1. Amankan kelistrikan di 342 lokasi prioritas
General Manager PLN Unit Induk Distribusi Jawa Tengah dan DI Yogyakarta, Mochamad Soffin Hadi mengatakan, pihaknya berkomitmen menyalurkan listrik yang andal saat momen Lebaran. Sehingga, masyarakat dapat beribadah dengan khusyuk juga menikmati momen berkumpul dengan keluarga dan kerabat tercinta.
"PLN siap mengamankan kelistrikan dalam momen Idulfitri 1445 H di wilayah Jawa Tengah dan DIY, termasuk 342 lokasi prioritas yang meliputi masjid, kantor instansi pemerintahan, pusat transportasi, tempat wisata dan rest area. Kami berharap masyarakat dapat menikmati ibadah dan momen kebersamaan kerabat, terlebih di Jawa Tengah dan DIY yang seringkali menjadi destinasi tujuan pemudik terbanyak." ungkapnya, Jumat (5/4/2024).
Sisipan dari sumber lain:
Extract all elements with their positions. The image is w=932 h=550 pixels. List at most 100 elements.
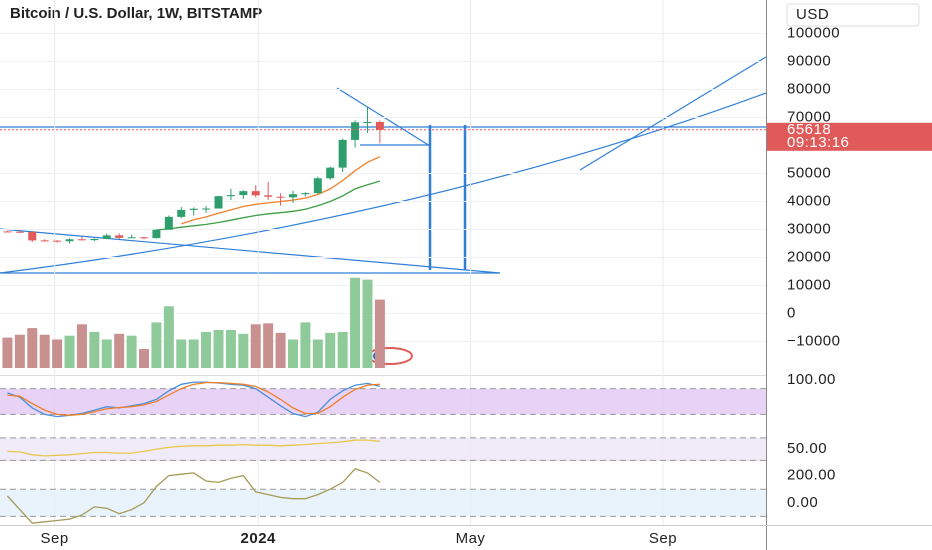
trend-line bbox=[0, 228, 501, 274]
x-tick-label: Sep bbox=[649, 530, 677, 547]
y-tick-label: 200.00 bbox=[787, 467, 836, 484]
candle-body bbox=[115, 235, 124, 238]
volume-bar bbox=[188, 339, 199, 368]
y-tick-label: 20000 bbox=[787, 248, 831, 265]
trend-drawings bbox=[0, 56, 767, 274]
volume-bar bbox=[213, 330, 224, 368]
candle-body bbox=[90, 238, 99, 241]
chart-title: Bitcoin / U.S. Dollar, 1W, BITSTAMP bbox=[10, 5, 262, 22]
y-tick-label: 50.00 bbox=[787, 440, 827, 457]
volume-bar bbox=[176, 339, 187, 368]
volume-bar bbox=[52, 339, 63, 368]
moving-average bbox=[156, 180, 381, 231]
candle-body bbox=[152, 229, 161, 239]
candle-body bbox=[177, 209, 186, 217]
trend-line bbox=[336, 87, 431, 147]
countdown-label: 09:13:16 bbox=[787, 134, 849, 151]
y-tick-label: 0 bbox=[787, 304, 796, 321]
y-tick-label: 30000 bbox=[787, 220, 831, 237]
candle-body bbox=[3, 231, 12, 233]
candle-body bbox=[301, 193, 310, 195]
candle-body bbox=[326, 167, 335, 179]
candle-body bbox=[53, 240, 62, 242]
candle-body bbox=[65, 239, 74, 242]
volume-bar bbox=[64, 335, 75, 368]
candle-body bbox=[40, 240, 49, 242]
band bbox=[0, 388, 766, 415]
indicator-line bbox=[7, 381, 380, 416]
candle-body bbox=[264, 195, 273, 197]
candle-body bbox=[140, 237, 149, 239]
volume-bar bbox=[275, 332, 286, 368]
flag-icon bbox=[367, 347, 413, 365]
candle-body bbox=[164, 216, 173, 230]
candle-body bbox=[202, 208, 211, 210]
candle-body bbox=[28, 231, 37, 241]
last-price-label: 65618 bbox=[787, 121, 831, 138]
volume-bar bbox=[151, 322, 162, 368]
volume-bar bbox=[101, 339, 112, 368]
x-tick-label: May bbox=[456, 530, 486, 547]
volume-bar bbox=[2, 337, 13, 368]
y-tick-label: −10000 bbox=[787, 332, 840, 349]
y-tick-label: 100.00 bbox=[787, 371, 836, 388]
currency-label: USD bbox=[796, 6, 829, 23]
candle-body bbox=[338, 139, 347, 168]
candle-body bbox=[239, 191, 248, 196]
candle-body bbox=[214, 196, 223, 209]
y-tick-label: 40000 bbox=[787, 192, 831, 209]
volume-bar bbox=[238, 333, 249, 368]
candle-body bbox=[251, 191, 260, 196]
y-tick-label: 100000 bbox=[787, 25, 840, 42]
y-tick-label: 70000 bbox=[787, 109, 831, 126]
volume-bar bbox=[250, 324, 261, 368]
volume-bar bbox=[263, 323, 274, 368]
volume-bar bbox=[139, 349, 150, 368]
volume-bar bbox=[126, 335, 137, 368]
volume-bar bbox=[14, 334, 25, 368]
volume-bar bbox=[337, 331, 348, 368]
last-price-box bbox=[767, 122, 932, 151]
y-tick-label: 90000 bbox=[787, 53, 831, 70]
candle-body bbox=[189, 208, 198, 210]
volume-bar bbox=[89, 331, 100, 368]
volume-bar bbox=[225, 330, 236, 368]
volume-bar bbox=[300, 322, 311, 368]
candle-body bbox=[77, 239, 86, 241]
volume-bar bbox=[201, 331, 212, 368]
x-tick-label: Sep bbox=[41, 530, 69, 547]
y-tick-label: 10000 bbox=[787, 276, 831, 293]
candle-body bbox=[102, 235, 111, 239]
volume-bar bbox=[362, 279, 373, 368]
y-tick-label: 0.00 bbox=[787, 494, 818, 511]
volume-bar bbox=[114, 333, 125, 368]
candle-body bbox=[15, 231, 24, 233]
volume-bar bbox=[27, 328, 38, 368]
candle-body bbox=[127, 237, 136, 239]
trend-line bbox=[579, 56, 767, 171]
band bbox=[0, 437, 766, 461]
volume-bar bbox=[39, 334, 50, 368]
volume-bar bbox=[374, 299, 385, 368]
candle-body bbox=[375, 122, 384, 130]
y-tick-label: 80000 bbox=[787, 81, 831, 98]
volume-bar bbox=[325, 332, 336, 368]
x-tick-label: 2024 bbox=[241, 530, 277, 547]
volume-bar bbox=[76, 324, 87, 368]
volume-bar bbox=[312, 339, 323, 368]
candle-body bbox=[226, 195, 235, 197]
candle-body bbox=[363, 122, 372, 124]
indicator-line bbox=[6, 468, 381, 524]
volume-bar bbox=[163, 306, 174, 368]
candle-body bbox=[288, 194, 297, 198]
volume-bar bbox=[287, 339, 298, 368]
candle-body bbox=[351, 122, 360, 140]
volume-bar bbox=[350, 277, 361, 368]
candle-body bbox=[313, 178, 322, 194]
band bbox=[0, 489, 766, 517]
y-tick-label: 50000 bbox=[787, 164, 831, 181]
candle-body bbox=[276, 196, 285, 198]
currency-box bbox=[786, 3, 920, 27]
Berdasarkan proyeksi konsumsi daya selama periode Lebaran di Jateng dan DIY, pasokan daya yang dimiliki PLN cukup untuk memenuhi kebutuhan listrik selama pada momen tersebut di Jawa Tengah dan DIY. Adapun, prediksi beban puncak tertinggi selama bulan April atau momen Lebaran sebesar 5.194 MW dan cadangan daya 2.622 MW atau masih 33 persen.
2. Siapkan 122 posko siaga keandalan listrik
‘’Terkait pasokan itu kami telah melakukan inspeksi dan pemeliharaan aset secara preventif sebagai langkah preventif untuk memastikan kondisi jaringan distribusi listrik aman.” tuturnya.
Selanjutnya, dalam periode siaga Ramadan dan Idul Fitri Tahun 2024 yang berlangsung dari tanggal 3 hingga 19 April 2024, PLN juga menerjunkan sebanyak 4.085 personel. Pengamanan personel gabungan tersebut terdiri dari pegawai, petugas pelayanan teknik, petugas Unit Reaksi Cepat, petugas Command Center, hingga petugas keandalan di Gardu Induk yang siaga selama 24 jam memastikan keandalan pasokan listrik ke rumah pelanggan.
Kemudian, PLN UID Jawa Tengah dan DIY juga mempersiapkan 122 posko siaga keandalan listrik. Posko tersebut tersebar di wilayah Jateng dan DIY, yakni meliputi 79 Posko Unit Layanan Pelanggan (ULP) PLN, 14 Posko Unit Pelaksana Pelayanan Pelanggan (UP3), 10 Lokasi SPKLU (Stasiun Pengisian Kendaraan Listrik Umum) Tol, 17 Posko Non Tol dan dua posko tempat wisata.
3. Pengamanan kelistrikan di pulau Karimunjawa
Untuk mendukung keberadaan posko tersebut, PLN juga menyiapkan sejumlah material pendukung pada periode siaga, seperti 84 genset, 154 Unit Gardu Bergerak (UGB), 40 Uninterruptible Power Supply (UPS), 74 crane, 14 Unit Kabel Bergerak (UKB) dan 316 mobil dan 425 motor.
‘’Kami juga melakukan pengamanan kelistrikan di pulau yang berlokasi di Jawa Tengah seperti Pulau Karimunjawa, Pulau Parang, Pulau Genting, Pulau Nyamuk dengan ketersediaan pasokan energi rata-rata di atas 20 hari operasional (HOP),’’ tandas Soffin.